The storms raging on the sun could disrupt telecommunications briefly this weekend, scientists said.
One of the biggest sunspot clusters seen in a least a decade has developed on the upper tight quarter of the side of the sun visible from Earth, according to satellite reading. Researchers said it could persist for several days. The light from the solar flares could be seen throughout the Southwest on Friday night, Broadcasters from Albuquerque to Flagstaff, Ariz., to Palm Desert in southern California were getting calls. Eddy County Deputy Danny Gonzales was patrolling in the outer reaches of the southeastern New Mexico county when he noticed a purple haze.
"I thought it was a glare on my windshield but then I rolled my window down," Gonzales said. "It was very distinct in color. I have never seen anything like it." Joy Fuson, a dispatcher for Eddy County, said she fielded several calls from around Carlsbad and parts of West Texas.
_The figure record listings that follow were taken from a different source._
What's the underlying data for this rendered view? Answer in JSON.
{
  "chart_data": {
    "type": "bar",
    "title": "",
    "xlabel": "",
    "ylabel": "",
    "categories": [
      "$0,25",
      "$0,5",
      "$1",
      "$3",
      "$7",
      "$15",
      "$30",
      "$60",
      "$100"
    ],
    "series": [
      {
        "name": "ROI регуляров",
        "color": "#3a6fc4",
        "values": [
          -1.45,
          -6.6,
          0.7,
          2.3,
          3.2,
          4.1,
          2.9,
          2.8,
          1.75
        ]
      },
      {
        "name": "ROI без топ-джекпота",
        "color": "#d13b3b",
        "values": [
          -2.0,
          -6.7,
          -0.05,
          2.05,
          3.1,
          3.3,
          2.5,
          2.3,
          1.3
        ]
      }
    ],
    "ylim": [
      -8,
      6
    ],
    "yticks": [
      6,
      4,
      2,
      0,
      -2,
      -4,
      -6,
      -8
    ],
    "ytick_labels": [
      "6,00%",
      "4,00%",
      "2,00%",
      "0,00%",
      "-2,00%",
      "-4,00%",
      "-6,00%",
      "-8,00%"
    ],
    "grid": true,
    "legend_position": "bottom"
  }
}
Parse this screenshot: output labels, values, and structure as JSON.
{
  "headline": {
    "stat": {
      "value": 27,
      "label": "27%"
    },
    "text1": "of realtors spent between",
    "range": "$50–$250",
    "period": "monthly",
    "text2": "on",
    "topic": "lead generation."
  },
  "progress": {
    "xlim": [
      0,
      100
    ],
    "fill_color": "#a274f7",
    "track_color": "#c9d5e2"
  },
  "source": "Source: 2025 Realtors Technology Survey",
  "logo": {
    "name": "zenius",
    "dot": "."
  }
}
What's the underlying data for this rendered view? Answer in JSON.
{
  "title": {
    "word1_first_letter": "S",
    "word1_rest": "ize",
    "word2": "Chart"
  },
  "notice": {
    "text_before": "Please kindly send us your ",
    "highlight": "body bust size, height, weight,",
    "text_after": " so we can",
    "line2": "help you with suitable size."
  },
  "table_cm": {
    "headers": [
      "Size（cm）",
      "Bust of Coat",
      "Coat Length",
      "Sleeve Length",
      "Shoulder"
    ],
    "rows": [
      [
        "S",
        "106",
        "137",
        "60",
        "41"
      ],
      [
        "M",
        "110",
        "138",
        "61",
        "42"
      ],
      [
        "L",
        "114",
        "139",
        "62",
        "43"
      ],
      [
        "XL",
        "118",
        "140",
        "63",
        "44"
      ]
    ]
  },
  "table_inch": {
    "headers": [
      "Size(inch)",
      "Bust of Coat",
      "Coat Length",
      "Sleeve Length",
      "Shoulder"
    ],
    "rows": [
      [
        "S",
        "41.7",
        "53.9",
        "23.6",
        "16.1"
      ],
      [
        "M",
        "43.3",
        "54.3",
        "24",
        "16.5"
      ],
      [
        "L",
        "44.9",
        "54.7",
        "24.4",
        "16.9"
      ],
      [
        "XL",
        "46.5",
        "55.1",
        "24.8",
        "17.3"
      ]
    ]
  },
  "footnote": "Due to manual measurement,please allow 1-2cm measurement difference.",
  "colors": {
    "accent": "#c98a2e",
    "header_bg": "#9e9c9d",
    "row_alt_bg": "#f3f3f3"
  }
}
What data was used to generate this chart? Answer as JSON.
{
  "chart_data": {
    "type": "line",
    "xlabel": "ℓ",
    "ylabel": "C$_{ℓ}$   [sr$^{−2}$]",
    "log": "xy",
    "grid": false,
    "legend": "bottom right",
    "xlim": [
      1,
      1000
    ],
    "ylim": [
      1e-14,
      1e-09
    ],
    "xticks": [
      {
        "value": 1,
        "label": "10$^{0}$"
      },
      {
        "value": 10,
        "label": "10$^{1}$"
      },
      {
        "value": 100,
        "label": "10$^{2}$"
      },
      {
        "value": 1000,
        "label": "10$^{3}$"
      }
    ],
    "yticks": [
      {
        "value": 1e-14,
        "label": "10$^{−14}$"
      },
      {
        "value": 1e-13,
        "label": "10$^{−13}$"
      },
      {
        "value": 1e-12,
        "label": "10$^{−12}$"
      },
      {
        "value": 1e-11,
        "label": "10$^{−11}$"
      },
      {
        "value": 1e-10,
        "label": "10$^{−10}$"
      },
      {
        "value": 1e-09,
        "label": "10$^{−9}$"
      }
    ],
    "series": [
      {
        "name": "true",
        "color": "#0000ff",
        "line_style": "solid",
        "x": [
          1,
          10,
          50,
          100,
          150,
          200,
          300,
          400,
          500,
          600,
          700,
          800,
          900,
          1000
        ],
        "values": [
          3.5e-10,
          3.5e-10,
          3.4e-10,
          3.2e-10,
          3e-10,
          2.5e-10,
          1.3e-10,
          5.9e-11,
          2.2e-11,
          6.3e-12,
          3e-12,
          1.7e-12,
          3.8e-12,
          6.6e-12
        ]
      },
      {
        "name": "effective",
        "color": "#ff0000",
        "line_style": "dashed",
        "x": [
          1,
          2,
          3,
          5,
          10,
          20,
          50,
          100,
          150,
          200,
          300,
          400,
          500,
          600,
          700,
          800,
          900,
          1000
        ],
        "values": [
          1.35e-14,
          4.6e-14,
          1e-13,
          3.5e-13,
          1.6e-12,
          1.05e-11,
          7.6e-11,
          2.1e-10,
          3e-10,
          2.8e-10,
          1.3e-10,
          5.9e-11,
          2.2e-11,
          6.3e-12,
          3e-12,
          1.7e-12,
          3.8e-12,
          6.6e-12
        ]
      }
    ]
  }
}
"What ever it is, it's big," she said. The sunspot cluster has spawned tremendous eruptions, or flares, in the sun's atmosphere, hurling clouds of electrified gas toward Earth. The solar activity can produce an aurora in the night sky - something not usually seen in the Southwest. The colorful, shimmering glow occurs when the energetic particles strike the Earth's upper atmosphere. A dispatcher for the Shiprock Police Department in western New Mexico said she fielded about two dozen calls from curious residents. "People said the sky just turned bright yellow and then red and green. They said it's like daylight out there now," the woman said. Kenneth Montano, 21 saw the lights from his home on Albuquerque's east side. "It was bright. I was a big red cloud. It just started spreading," he said. "It was like the moon was starting to rise. That's waht it seemed like." But the crescent moon already was in the southwestern sky when Montano spotted the looming light to the east."The cloud just got darker red and it just spread. It was like there was an explosion bu no sound," he said. "It was slow moving." Just north of Bernalillo - far enough away from the glow of Albuquerque's city lights - David MacKel was making the rounds at his security job when he saw the lights. He noted it at 11:23 p.m. on his nightly report. "It was blood red. That's all I can say. It was kind of opaque and you could see the stars through it," he said. MaKel, 25 said he has seen the Northern Lights in Alaska, but Friday night's sky looked different. "I've never seen anything like that before. The Northern Light move, this was more gaseous," he said. "It kind of got me freaked out."
The eruptions triggered a powerful, but brief, blackout Friday on some high-frequency radio channels and low-frequency navigational signals, scientists said. They forcast at least a 30 percent chance of continuing disruptions through Sunday.